Good morning, team, thanks for turning out this morning – the Hilbert Corporation appreciates your dedication to providing top-notch, limitless service to our infinitely many loyal Guests.

As you know, last night was unusually challenging – special shout-out to Dante on the front desk who improvised a solution to the unexpectedly large number… yes, Kurt, I know it wasn’t technically a number … of infinitely-large buses full of guests arriving one after the other. Moving everyone in room $n$ into room $2n$ was innovative and successfully made sure we had space for all of the incoming Guests, great work.

Unfortunately, it also generated an infinite number of complaints – the couple originally in room 1 were especially upset about having to move an infinite number… sorry, Kurt, infinitely many times.

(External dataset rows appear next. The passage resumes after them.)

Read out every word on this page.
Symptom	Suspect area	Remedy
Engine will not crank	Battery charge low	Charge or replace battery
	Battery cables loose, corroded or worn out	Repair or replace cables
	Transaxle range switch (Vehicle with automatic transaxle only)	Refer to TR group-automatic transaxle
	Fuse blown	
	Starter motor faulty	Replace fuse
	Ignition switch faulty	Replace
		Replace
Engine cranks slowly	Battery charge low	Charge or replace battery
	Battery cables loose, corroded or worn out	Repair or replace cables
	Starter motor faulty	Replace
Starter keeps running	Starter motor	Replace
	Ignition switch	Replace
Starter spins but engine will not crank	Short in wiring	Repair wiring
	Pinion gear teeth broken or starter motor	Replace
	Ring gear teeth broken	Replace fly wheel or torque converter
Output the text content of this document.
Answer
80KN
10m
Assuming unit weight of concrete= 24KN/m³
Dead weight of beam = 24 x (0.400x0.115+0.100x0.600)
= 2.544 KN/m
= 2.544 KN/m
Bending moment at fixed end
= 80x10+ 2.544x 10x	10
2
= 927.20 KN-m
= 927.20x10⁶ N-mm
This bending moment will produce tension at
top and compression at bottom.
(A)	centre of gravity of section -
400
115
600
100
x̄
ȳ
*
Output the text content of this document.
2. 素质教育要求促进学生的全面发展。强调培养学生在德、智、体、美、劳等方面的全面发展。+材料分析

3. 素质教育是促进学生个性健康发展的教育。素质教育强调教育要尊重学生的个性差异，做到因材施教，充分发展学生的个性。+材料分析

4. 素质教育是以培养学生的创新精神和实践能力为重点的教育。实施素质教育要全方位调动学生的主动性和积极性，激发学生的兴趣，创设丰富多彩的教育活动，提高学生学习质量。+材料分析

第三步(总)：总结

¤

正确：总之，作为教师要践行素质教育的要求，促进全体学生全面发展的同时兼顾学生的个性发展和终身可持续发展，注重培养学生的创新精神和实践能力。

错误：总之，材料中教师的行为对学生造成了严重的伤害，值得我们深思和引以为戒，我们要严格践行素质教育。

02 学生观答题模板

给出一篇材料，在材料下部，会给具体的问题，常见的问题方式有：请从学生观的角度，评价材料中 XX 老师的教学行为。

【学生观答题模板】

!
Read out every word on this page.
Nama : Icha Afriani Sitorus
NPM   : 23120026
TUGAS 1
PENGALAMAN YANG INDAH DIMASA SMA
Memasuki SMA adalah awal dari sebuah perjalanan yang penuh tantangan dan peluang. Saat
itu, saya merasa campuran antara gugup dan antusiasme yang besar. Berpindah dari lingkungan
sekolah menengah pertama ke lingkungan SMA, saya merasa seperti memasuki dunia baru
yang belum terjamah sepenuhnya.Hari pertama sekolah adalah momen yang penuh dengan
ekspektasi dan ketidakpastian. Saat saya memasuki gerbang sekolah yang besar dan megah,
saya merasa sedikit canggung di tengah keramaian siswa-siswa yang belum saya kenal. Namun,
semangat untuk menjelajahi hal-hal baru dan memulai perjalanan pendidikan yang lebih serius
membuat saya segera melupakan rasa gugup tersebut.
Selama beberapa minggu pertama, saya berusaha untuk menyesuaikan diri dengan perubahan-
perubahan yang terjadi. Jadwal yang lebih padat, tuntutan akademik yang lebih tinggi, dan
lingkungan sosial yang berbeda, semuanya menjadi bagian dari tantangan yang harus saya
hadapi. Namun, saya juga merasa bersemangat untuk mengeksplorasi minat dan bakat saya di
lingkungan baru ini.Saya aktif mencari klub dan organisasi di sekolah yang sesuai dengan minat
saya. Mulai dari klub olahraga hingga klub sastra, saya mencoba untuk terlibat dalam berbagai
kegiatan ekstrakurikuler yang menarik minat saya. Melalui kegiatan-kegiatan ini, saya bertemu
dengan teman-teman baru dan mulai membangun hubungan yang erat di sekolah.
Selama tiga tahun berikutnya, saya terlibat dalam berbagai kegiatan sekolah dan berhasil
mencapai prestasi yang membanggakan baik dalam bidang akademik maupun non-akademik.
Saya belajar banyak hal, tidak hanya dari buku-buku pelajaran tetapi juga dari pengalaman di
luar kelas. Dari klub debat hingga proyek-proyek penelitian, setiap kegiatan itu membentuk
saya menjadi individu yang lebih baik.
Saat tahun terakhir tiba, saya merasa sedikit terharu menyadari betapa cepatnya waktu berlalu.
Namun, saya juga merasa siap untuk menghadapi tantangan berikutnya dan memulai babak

Tonight, then, we’re going to do things a little differently. The zeroth coach – we put every Guest into a square-numbered room, starting at 0. If the first coach then shows up, we put each Guest into a room with a number one more than a square, starting at 2.

That’s right, Georg, then the second coachload goes into rooms with numbers two more than a square, starting at 3. Then we would have a problem, if I hadn’t thought it through: because 4 is already a square, the Guests in bus #3 need to go into rooms with numbers three more than a square, starting at seven. In general, the Guests on bus number $n$ need to go into a room $n$ more than a square, starting at room $\frac{1}{4}\left(n^2 + 6n + 1\right)$ for odd $n$ and $\frac{1}{2}\left(n^2 + 2n\right)$ for even $n$.

Yes, Bertrand, of course there’s a reason for it. See if you can work it out. Now, the next item on the agenda, Don and Glenn have pointed out the problem with having an electronic reservations system and infinitely long corridors, which is that Guests can check out any time they like, but they can never leave.